Found your god, have you, Sverl?

Sverl found that very discomfiting, considering his earlier thoughts.

“Now, on a more practical level, I have things to do,” he said, “as do you. Bsorol and Bsectil are bringing equipment that you require.” Sverl cut the link and blocked it. He didn’t want to talk to Spear any more. The man’s perspicacity was unnerving.

Sverl now turned his tripartite mind to other things. The repairs to his ship made by robots and second-children were proceeding precisely as predicted, as were the subtle alterations to internal shielding and the parameters of the U-space engine itself. By the time they arrived at his first destination, all this work would be completed.

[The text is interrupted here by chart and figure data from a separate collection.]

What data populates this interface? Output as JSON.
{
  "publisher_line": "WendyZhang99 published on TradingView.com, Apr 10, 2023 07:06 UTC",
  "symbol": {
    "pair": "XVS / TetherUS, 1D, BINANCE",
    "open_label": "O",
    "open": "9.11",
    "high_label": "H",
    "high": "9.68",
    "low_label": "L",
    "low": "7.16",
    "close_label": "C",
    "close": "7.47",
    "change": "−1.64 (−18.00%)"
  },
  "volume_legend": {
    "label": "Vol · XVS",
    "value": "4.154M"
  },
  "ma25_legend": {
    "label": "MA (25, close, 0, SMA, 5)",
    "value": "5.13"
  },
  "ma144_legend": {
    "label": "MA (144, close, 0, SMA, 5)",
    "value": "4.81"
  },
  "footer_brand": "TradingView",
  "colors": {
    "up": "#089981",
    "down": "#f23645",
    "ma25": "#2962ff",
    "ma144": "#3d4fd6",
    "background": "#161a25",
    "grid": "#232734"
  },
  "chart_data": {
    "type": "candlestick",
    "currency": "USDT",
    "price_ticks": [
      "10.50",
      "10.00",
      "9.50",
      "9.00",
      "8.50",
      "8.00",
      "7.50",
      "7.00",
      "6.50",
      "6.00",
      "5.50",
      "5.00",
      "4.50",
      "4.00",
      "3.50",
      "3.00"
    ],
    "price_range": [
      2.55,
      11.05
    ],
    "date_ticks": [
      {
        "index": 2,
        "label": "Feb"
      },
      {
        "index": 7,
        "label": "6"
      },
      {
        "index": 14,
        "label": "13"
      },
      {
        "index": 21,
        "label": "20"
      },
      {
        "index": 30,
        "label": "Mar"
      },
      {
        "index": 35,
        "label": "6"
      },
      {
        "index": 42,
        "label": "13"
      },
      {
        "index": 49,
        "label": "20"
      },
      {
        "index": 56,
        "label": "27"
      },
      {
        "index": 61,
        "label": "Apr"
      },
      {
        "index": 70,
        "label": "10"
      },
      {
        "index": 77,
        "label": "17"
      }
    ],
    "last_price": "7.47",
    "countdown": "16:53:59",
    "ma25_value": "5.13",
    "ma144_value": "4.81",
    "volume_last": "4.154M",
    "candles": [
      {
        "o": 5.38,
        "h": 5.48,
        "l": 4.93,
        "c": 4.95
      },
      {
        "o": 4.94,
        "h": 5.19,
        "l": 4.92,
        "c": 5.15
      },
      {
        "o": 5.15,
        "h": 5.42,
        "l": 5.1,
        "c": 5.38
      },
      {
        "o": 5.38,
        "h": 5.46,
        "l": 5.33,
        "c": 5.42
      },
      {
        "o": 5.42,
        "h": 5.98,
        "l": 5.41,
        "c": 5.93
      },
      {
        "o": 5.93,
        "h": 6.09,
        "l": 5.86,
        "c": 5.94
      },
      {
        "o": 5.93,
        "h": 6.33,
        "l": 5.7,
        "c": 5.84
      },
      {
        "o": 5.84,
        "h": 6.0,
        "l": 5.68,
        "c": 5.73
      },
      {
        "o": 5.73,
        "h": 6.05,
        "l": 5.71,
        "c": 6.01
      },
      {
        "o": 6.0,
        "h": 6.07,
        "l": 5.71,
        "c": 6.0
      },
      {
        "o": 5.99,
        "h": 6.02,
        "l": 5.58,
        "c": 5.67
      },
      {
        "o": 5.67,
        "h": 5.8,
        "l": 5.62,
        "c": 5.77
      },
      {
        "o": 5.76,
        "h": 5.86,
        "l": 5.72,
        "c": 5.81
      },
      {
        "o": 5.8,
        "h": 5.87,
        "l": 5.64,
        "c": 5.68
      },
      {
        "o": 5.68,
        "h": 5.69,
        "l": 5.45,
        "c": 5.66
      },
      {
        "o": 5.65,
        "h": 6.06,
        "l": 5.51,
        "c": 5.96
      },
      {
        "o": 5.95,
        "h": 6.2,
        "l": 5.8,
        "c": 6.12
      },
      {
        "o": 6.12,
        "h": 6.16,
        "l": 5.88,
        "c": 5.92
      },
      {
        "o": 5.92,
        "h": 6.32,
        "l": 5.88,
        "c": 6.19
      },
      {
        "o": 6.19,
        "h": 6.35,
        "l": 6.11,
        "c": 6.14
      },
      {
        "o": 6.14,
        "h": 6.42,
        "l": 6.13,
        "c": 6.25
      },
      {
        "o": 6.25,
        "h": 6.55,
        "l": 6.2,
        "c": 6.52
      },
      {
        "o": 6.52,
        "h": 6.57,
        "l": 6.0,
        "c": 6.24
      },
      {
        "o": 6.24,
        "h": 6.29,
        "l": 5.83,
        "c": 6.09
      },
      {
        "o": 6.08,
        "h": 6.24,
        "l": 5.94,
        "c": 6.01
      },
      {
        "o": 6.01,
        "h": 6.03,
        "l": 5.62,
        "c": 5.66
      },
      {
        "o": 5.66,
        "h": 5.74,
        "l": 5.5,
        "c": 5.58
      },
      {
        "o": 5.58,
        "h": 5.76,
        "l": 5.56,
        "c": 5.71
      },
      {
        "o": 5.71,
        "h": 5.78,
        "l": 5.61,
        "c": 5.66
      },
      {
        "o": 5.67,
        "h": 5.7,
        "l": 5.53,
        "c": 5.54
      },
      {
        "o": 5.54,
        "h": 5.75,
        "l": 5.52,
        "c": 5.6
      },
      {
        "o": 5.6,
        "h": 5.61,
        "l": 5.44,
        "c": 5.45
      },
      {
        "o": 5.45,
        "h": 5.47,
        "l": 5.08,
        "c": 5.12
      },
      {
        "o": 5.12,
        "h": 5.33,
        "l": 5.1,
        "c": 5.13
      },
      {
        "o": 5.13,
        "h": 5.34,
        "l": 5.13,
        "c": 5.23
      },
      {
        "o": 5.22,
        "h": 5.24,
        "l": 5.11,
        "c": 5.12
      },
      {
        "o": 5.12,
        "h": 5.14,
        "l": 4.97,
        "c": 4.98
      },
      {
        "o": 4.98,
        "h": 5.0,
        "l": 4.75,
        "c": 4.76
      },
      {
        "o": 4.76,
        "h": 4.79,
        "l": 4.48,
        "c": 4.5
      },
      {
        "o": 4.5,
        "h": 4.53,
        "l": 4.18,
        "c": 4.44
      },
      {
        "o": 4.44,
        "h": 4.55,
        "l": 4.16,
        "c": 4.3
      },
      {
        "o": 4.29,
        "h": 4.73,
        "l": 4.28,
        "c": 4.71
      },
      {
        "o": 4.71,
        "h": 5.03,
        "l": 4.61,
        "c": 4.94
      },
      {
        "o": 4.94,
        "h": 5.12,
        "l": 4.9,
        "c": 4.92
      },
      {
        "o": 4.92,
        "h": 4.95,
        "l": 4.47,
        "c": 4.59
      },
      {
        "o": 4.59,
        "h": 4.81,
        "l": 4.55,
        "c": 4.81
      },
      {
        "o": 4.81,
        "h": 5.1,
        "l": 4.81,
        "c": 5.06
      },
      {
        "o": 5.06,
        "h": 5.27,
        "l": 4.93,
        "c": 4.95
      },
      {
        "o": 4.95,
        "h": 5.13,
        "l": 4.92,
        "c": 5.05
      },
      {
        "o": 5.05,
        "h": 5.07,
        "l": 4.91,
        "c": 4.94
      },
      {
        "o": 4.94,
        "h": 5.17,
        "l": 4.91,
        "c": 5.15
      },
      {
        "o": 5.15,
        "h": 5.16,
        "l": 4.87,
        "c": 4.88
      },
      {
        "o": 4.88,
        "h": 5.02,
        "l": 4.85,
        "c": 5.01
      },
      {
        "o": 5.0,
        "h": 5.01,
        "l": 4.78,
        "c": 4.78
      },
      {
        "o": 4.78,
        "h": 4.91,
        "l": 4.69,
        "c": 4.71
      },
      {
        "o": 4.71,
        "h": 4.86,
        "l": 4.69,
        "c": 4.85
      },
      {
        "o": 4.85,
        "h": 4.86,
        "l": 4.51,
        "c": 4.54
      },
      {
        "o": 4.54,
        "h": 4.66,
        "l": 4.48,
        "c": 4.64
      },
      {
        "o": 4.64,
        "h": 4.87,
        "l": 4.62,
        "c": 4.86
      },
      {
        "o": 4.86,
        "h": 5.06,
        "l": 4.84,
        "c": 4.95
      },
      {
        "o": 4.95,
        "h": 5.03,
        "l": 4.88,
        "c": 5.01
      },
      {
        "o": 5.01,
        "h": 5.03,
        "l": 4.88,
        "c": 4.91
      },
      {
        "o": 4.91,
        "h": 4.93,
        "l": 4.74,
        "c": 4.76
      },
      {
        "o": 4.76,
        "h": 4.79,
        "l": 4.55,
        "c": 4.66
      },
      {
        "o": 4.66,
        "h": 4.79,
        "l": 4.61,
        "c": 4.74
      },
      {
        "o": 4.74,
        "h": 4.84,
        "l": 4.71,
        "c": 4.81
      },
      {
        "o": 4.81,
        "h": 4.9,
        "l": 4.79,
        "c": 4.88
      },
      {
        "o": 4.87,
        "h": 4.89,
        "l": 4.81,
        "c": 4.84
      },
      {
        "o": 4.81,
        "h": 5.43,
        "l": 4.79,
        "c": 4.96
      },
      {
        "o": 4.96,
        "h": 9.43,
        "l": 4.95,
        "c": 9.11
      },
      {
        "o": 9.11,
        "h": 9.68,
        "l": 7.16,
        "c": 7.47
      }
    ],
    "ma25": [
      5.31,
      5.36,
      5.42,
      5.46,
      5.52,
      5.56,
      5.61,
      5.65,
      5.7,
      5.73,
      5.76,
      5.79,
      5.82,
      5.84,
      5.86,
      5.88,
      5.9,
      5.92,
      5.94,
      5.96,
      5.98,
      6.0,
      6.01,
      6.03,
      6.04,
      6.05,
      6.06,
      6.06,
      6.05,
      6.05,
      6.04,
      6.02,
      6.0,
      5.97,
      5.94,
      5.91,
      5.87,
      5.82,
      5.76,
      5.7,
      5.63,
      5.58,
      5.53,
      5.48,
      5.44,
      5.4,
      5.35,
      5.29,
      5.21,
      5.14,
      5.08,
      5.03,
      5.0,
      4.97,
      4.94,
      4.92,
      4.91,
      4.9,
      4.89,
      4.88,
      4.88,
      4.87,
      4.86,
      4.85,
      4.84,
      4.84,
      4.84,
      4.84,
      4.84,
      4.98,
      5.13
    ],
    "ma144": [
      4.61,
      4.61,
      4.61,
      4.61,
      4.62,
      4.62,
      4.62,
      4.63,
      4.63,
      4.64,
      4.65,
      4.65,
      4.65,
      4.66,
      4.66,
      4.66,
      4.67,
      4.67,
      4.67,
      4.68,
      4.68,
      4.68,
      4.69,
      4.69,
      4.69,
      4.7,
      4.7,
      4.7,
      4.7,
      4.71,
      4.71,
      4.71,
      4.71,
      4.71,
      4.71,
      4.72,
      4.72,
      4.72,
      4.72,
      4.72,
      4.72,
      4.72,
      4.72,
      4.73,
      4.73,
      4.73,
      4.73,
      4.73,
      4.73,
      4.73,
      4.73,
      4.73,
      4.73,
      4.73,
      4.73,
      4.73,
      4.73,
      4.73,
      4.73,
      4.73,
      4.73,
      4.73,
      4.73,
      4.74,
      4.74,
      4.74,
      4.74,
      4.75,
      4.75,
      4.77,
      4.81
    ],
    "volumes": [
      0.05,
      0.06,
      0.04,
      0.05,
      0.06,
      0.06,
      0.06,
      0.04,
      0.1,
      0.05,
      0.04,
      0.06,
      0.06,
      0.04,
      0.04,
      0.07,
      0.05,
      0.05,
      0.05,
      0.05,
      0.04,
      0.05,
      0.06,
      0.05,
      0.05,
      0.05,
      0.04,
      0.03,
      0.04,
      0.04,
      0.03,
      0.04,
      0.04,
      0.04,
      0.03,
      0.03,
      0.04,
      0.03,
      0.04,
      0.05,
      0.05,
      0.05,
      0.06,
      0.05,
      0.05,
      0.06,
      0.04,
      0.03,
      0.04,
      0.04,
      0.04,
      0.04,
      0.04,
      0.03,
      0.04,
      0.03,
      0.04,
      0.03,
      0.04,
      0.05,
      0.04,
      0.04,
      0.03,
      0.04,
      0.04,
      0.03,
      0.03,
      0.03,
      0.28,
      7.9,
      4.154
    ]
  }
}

Sverl had deliberately chosen a system sufficiently far away, and a transition through U-space that was sufficiently long, just for that purpose. He had also chosen a destination that would give him a tactical advantage—when Cvorn inevitably surfaced from U-space in pursuit.

However, the advantage to be gained by jumping directly within that gas and dust ring was a small one. No doubt Cvorn had already realized that his weapons would be less effective there and had made adjustments. Cvorn might also believe that this reduction in weapons efficiency was Sverl’s
entire
purpose in entering that ring. Speculating further, Cvorn might even believe that Sverl was trying to give himself time to make exterior repairs to his shielding and thus hide the U-signature of his next jump. It wasn’t. Sverl knew he would not have the time. If he tried, during a running battle through that gas, his ship would probably end up even more damaged. Crew aboard would be killed, and his U-space drive might even be knocked out. He intended to make no exterior repairs at all, but he did plan to change the odds drastically.